Prof. Rolf-Rüdiger Radeisen
Leitsatz
Leistungen einer Eventagentur, die nur die Rahmenbedingungen für einen Jahrmarkt oder eine ähnliche Veranstaltung schafft, unterliegen dem Regelsteuersatz nach § 12 Abs. 1 UStG.
Sachverhalt
Der Kläger betrieb in einem Organschaftsverhältnis eine Eventagentur, die im Jahr ca. 6 Großveranstaltungen im Automobilsektor organisierte und durchführte. Auf den Veranstaltungen wurden getunte Fahrzeuge bestimmter Marken von den Teilnehmern präsentiert, besonders schöne Fahrzeuge vorgestellt, ein "Public-Race" veranstaltet sowie weitere unterhaltende Programmpunkte durchgeführt. Die Eventagentur organisierte diese Veranstaltungen, verkaufte die Eintrittskarten dafür und bediente sich für die Durchführung der Veranstaltung diverser Hilfspersonen. Die Umsätze aus den Veranstaltungen unterwarf sie nach § 12 Abs. 2 Nr. 7 Buchst. d UStG dem ermäßigten Steuersatz. Nach einer USt-Sonderprüfung vertrat das beklagte Finanzamt die Auffassung, dass die Leistungen mit dem Regelsteuersatz zu besteuern seien.
Entscheidung
Das Gericht sah die Klage als zulässig aber unbegründet an. Da die Eventagentur nach dem Gesamtbild der Verhältnisse die Veranstaltung nur organisierte, liegen nach Auffassung des Gerichts die Voraussetzungen für den ermäßigten Steuersatz nicht vor.
Im Streitfall könnte nur § 12 Abs. 2 Nr. 7 Buchst. d UStG für den ermäßigten Steuersatz in Frage kommen. Danach ermäßigt sich die Steuer auf 7 % für die Leistungen aus der Tätigkeit als Schausteller. Dies sind insbesondere Schaustellungen, Musikaufführungen, unterhaltende Vorstellungen oder sonstige Lustbarkeiten auf Jahrmärkten, Volksfesten, Schützenfesten oder ähnlichen Veranstaltungen (§ 30 UStDV). Dabei muss die Leistung nicht selber durch den Schausteller in eigener Person ausgeführt werden, diese Leistungen können auch im eigenen Namen mit Hilfe von Arbeitnehmern oder sonstigen Erfüllungsgehilfen an die Besucher erbracht werden.
Trotzdem liegen die Voraussetzungen für den ermäßigten Steuersatz nicht vor, da nach der Auffassung des Gerichts die Leistungen des Klägers bloße organisatorische Leistungen waren.
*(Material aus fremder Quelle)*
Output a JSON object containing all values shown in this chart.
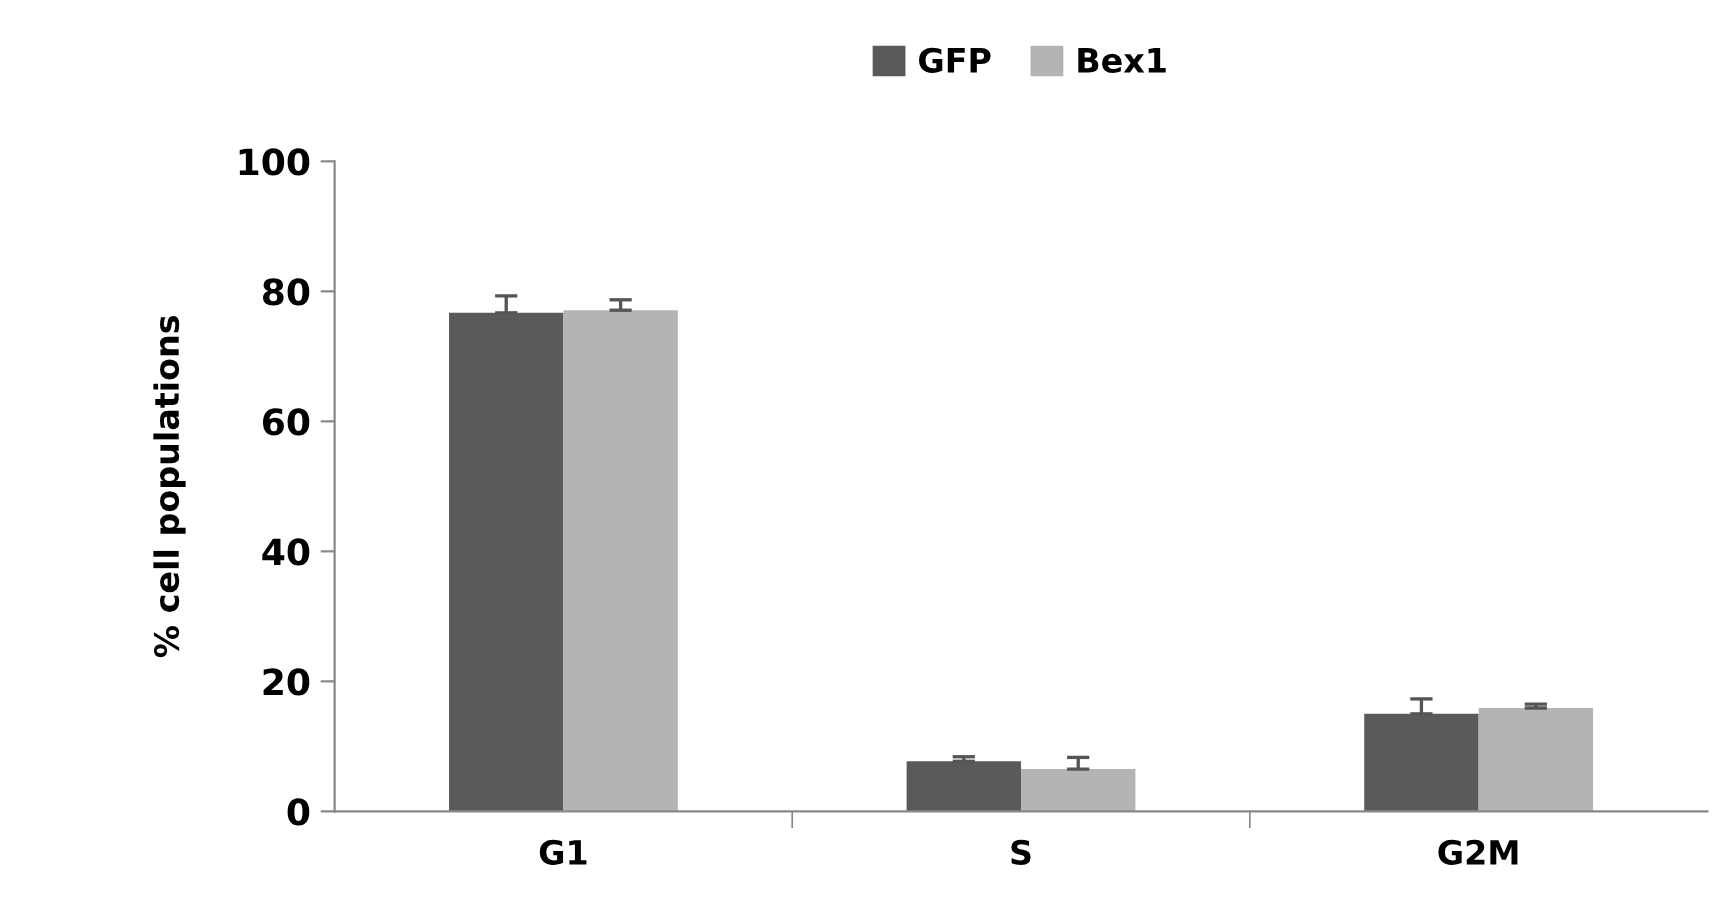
{
  "chart_data": {
    "type": "bar",
    "ylabel": "% cell populations",
    "categories": [
      "G1",
      "S",
      "G2M"
    ],
    "series": [
      {
        "name": "GFP",
        "color": "#5a5a5a",
        "values": [
          76.7,
          7.7,
          15.0
        ],
        "errors": [
          2.6,
          0.7,
          2.3
        ]
      },
      {
        "name": "Bex1",
        "color": "#b4b4b4",
        "values": [
          77.1,
          6.5,
          15.9
        ],
        "errors": [
          1.6,
          1.8,
          0.6
        ]
      }
    ],
    "ylim": [
      0,
      100
    ],
    "yticks": [
      0,
      20,
      40,
      60,
      80,
      100
    ],
    "grid": false,
    "legend": "top"
  }
}
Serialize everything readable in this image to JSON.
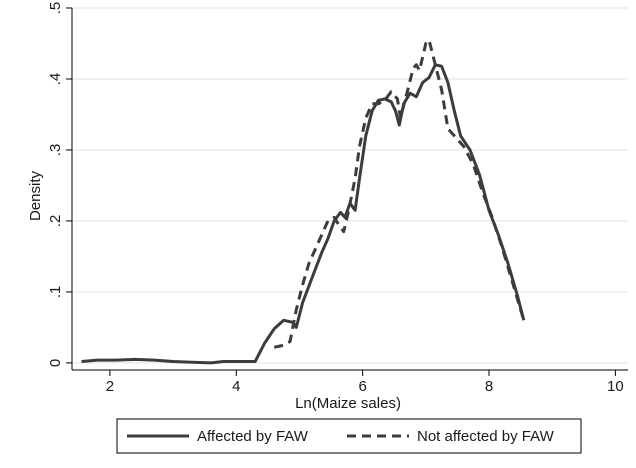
{
  "chart_data": {
    "type": "line",
    "xlabel": "Ln(Maize sales)",
    "ylabel": "Density",
    "xlim": [
      1.4,
      10.2
    ],
    "ylim": [
      -0.01,
      0.5
    ],
    "xticks": [
      {
        "value": 2,
        "label": "2"
      },
      {
        "value": 4,
        "label": "4"
      },
      {
        "value": 6,
        "label": "6"
      },
      {
        "value": 8,
        "label": "8"
      },
      {
        "value": 10,
        "label": "10"
      }
    ],
    "yticks": [
      {
        "value": 0,
        "label": "0"
      },
      {
        "value": 0.1,
        "label": ".1"
      },
      {
        "value": 0.2,
        "label": ".2"
      },
      {
        "value": 0.3,
        "label": ".3"
      },
      {
        "value": 0.4,
        "label": ".4"
      },
      {
        "value": 0.5,
        "label": ".5"
      }
    ],
    "grid": "horizontal",
    "legend_position": "bottom",
    "colors": {
      "line": "#3c3c3c",
      "grid": "#e2e2e2",
      "axis": "#000000",
      "background": "#ffffff"
    },
    "series": [
      {
        "name": "Affected by FAW",
        "style": "solid",
        "points": [
          [
            1.55,
            0.002
          ],
          [
            1.8,
            0.004
          ],
          [
            2.1,
            0.004
          ],
          [
            2.4,
            0.005
          ],
          [
            2.7,
            0.004
          ],
          [
            3.0,
            0.002
          ],
          [
            3.3,
            0.001
          ],
          [
            3.6,
            0.0
          ],
          [
            3.8,
            0.002
          ],
          [
            4.1,
            0.002
          ],
          [
            4.3,
            0.002
          ],
          [
            4.45,
            0.028
          ],
          [
            4.6,
            0.048
          ],
          [
            4.75,
            0.06
          ],
          [
            4.9,
            0.057
          ],
          [
            4.95,
            0.05
          ],
          [
            5.05,
            0.085
          ],
          [
            5.2,
            0.12
          ],
          [
            5.35,
            0.155
          ],
          [
            5.45,
            0.175
          ],
          [
            5.55,
            0.2
          ],
          [
            5.65,
            0.212
          ],
          [
            5.72,
            0.205
          ],
          [
            5.8,
            0.225
          ],
          [
            5.88,
            0.215
          ],
          [
            5.95,
            0.26
          ],
          [
            6.05,
            0.32
          ],
          [
            6.15,
            0.355
          ],
          [
            6.25,
            0.37
          ],
          [
            6.35,
            0.372
          ],
          [
            6.45,
            0.368
          ],
          [
            6.52,
            0.355
          ],
          [
            6.58,
            0.335
          ],
          [
            6.65,
            0.365
          ],
          [
            6.75,
            0.38
          ],
          [
            6.85,
            0.375
          ],
          [
            6.95,
            0.395
          ],
          [
            7.05,
            0.402
          ],
          [
            7.15,
            0.42
          ],
          [
            7.25,
            0.418
          ],
          [
            7.35,
            0.395
          ],
          [
            7.45,
            0.355
          ],
          [
            7.55,
            0.32
          ],
          [
            7.7,
            0.3
          ],
          [
            7.85,
            0.265
          ],
          [
            8.0,
            0.215
          ],
          [
            8.15,
            0.18
          ],
          [
            8.3,
            0.14
          ],
          [
            8.45,
            0.095
          ],
          [
            8.55,
            0.06
          ]
        ]
      },
      {
        "name": "Not affected by FAW",
        "style": "dashed",
        "points": [
          [
            4.6,
            0.022
          ],
          [
            4.75,
            0.025
          ],
          [
            4.85,
            0.03
          ],
          [
            4.95,
            0.075
          ],
          [
            5.05,
            0.11
          ],
          [
            5.15,
            0.14
          ],
          [
            5.25,
            0.16
          ],
          [
            5.35,
            0.18
          ],
          [
            5.45,
            0.2
          ],
          [
            5.55,
            0.205
          ],
          [
            5.62,
            0.195
          ],
          [
            5.7,
            0.185
          ],
          [
            5.78,
            0.215
          ],
          [
            5.88,
            0.26
          ],
          [
            5.95,
            0.305
          ],
          [
            6.05,
            0.345
          ],
          [
            6.15,
            0.365
          ],
          [
            6.25,
            0.365
          ],
          [
            6.35,
            0.37
          ],
          [
            6.45,
            0.382
          ],
          [
            6.55,
            0.372
          ],
          [
            6.6,
            0.345
          ],
          [
            6.7,
            0.38
          ],
          [
            6.8,
            0.415
          ],
          [
            6.85,
            0.42
          ],
          [
            6.9,
            0.412
          ],
          [
            7.0,
            0.45
          ],
          [
            7.05,
            0.455
          ],
          [
            7.15,
            0.42
          ],
          [
            7.25,
            0.385
          ],
          [
            7.35,
            0.33
          ],
          [
            7.45,
            0.32
          ],
          [
            7.6,
            0.305
          ],
          [
            7.75,
            0.28
          ],
          [
            7.9,
            0.24
          ],
          [
            8.05,
            0.205
          ],
          [
            8.2,
            0.165
          ],
          [
            8.35,
            0.12
          ],
          [
            8.5,
            0.075
          ],
          [
            8.55,
            0.06
          ]
        ]
      }
    ]
  }
}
Der Kläger hat nicht eigene schaustellerische Leistungen erbracht, auch nicht im eigenen Namen mit Hilfe von Arbeitnehmern oder sonstigen Erfüllungsgehilfen. Er hat weder selbst ein Fahrgeschäft betrieben noch schaustellerisch etwas gezeigt oder vorgeführt. Der Kläger selbst hat vielmehr nur die Rahmenbedingungen geschaffen, die die Aktionen, z. B. Autorennen, ermöglicht haben. Da diese Organisationsleistungen überwogen haben, muss die einheitliche Leistung dem Regelsteuersatz unterworfen werden.
Hinweis
Gegen das Urteil ist keine Revision zugelassen worden.
Entscheidend für die Frage, ob es sich um eine dem ermäßigten Steuersatz unterliegende Leistung handeln kann, ist immer, ob der leistende Unternehmer selber (allein, durch Mitarbeiter oder durch Subunternehmer) schaustellerische Leistungen gegenüber den Besuchern erbringt. Reine Organisationsleistungen reichen nicht aus, um die Anwendung des ermäßigten Steuersatzes zu rechtfertigen. Grundsätzlich ist dabei auch immer zu beachten, dass die Ausnahmevorschriften des § 12 Abs. 2 UStG eng auszulegen sind.
Schwer ist es in der Praxis, die genaue Grenze zwischen reiner Organisation und Ausführung von schaustellerischen Leistungen durch Subunternehmer zu ziehen. Im vorliegenden Fall stützte sich das Finanzgericht hauptsächlich darauf, dass die "schaustellerischen Leistungen" im Wesentlichen durch die Besucher selber erbracht wurden, die dort ihre Fahrzeuge zur Schau stellten. Im Einzelfall wird es immer auf das Gesamtbild der Verhältnisse ankommen.